American Express (AXP) becoming a bank holding company (BHC) is not just a net positive for the company - it's simply positive. When a highly leveraged investment bank like Goldman Sachs (GS) turns into a BHC, its future profitability suffers as its leverage drops to the commensurate level of the bank. Lower leverage leads to lower profitability.
AmEx, on the other hand, though not regulated by the Fed, maintained a capital structure very similar to a bank: It securitized its credit-card portfolios, and market participants demanded bank-like leverage ratios. AmEx's profitability won't be altered by becoming a BHC - so no negative here.
But here's a very significant positive: It will be able to borrow from the Fed, paying a puny 1% to 1.5% to fund its credit-card portfolio. AmEx becoming a BHC removed a liquidity risk - a risk that AmEx won't be able to fund, float, and provide credit in its credit portfolio.
Fed funds and discount rates won't stay at these levels forever, but an increase in the rate will coincide with an improved economy and stabilized credit markets. At that point, AmEx won't need the Fed anymore.

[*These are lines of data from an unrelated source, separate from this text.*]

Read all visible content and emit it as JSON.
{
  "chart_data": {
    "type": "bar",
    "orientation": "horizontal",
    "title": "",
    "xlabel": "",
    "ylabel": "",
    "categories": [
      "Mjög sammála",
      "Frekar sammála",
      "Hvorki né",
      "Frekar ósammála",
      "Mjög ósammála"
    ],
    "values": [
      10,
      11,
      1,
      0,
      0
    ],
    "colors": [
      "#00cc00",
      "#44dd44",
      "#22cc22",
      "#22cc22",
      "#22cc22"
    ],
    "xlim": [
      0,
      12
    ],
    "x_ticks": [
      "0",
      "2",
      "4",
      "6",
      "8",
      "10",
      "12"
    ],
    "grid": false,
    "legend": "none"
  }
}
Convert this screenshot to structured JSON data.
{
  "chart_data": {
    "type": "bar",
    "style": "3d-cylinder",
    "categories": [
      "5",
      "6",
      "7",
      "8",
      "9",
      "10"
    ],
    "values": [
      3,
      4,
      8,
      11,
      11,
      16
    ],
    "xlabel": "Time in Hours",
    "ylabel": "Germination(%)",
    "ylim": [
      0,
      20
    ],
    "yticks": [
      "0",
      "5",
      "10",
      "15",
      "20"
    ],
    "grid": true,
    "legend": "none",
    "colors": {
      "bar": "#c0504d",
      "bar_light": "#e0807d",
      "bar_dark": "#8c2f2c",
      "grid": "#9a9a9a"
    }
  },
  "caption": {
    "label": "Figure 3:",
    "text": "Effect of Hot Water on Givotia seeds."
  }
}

I did a fairly in-depth analysis of AmEx in March 2008 - and, though many things have changed since then, the thesis is largely the same.
China Is Slowing Down
I've said for a long time that one shouldn't trust economic statistics data coming from the Chinese government as it has the incentives, (and the power) to interrogate the data until it confesses to whatever the government wants to see.
Today, we learned that industrial production in China rose 8.2% in October, a slowdown from 11.4% growth in September, and below expectations of 10.8%. Even though industrial production growth wasn't great, it was still growth - and fairly decent growth by "developed" world standards.
But there was another bit of news (in the same article) that really bothered me: The volume of electricity generation dropped 4% in October. Yes, a drop. So which number would you trust?
Maybe it's the pessimist in me -- or maybe I've written so many "China will slow down" articles -- that I'm looking for data that confirms my view. Or maybe I have a hard time imagining industrial production rising in high single-digits, when electricity generated declined during the same time period.
China may have some country-specific subtleties that I'm missing (given that I'm thousands of miles away), but unless proven otherwise, the Chinese economy is declining, not growing - especially when all the other numbers show decline as well. Car inventories are at 4-year highs, the real-estate market (both commercial and residential) are overbuilt, the government is coming up with a $600 billion stimulus package, unemployment is rising, demand from the developed world has slowed down, and so on.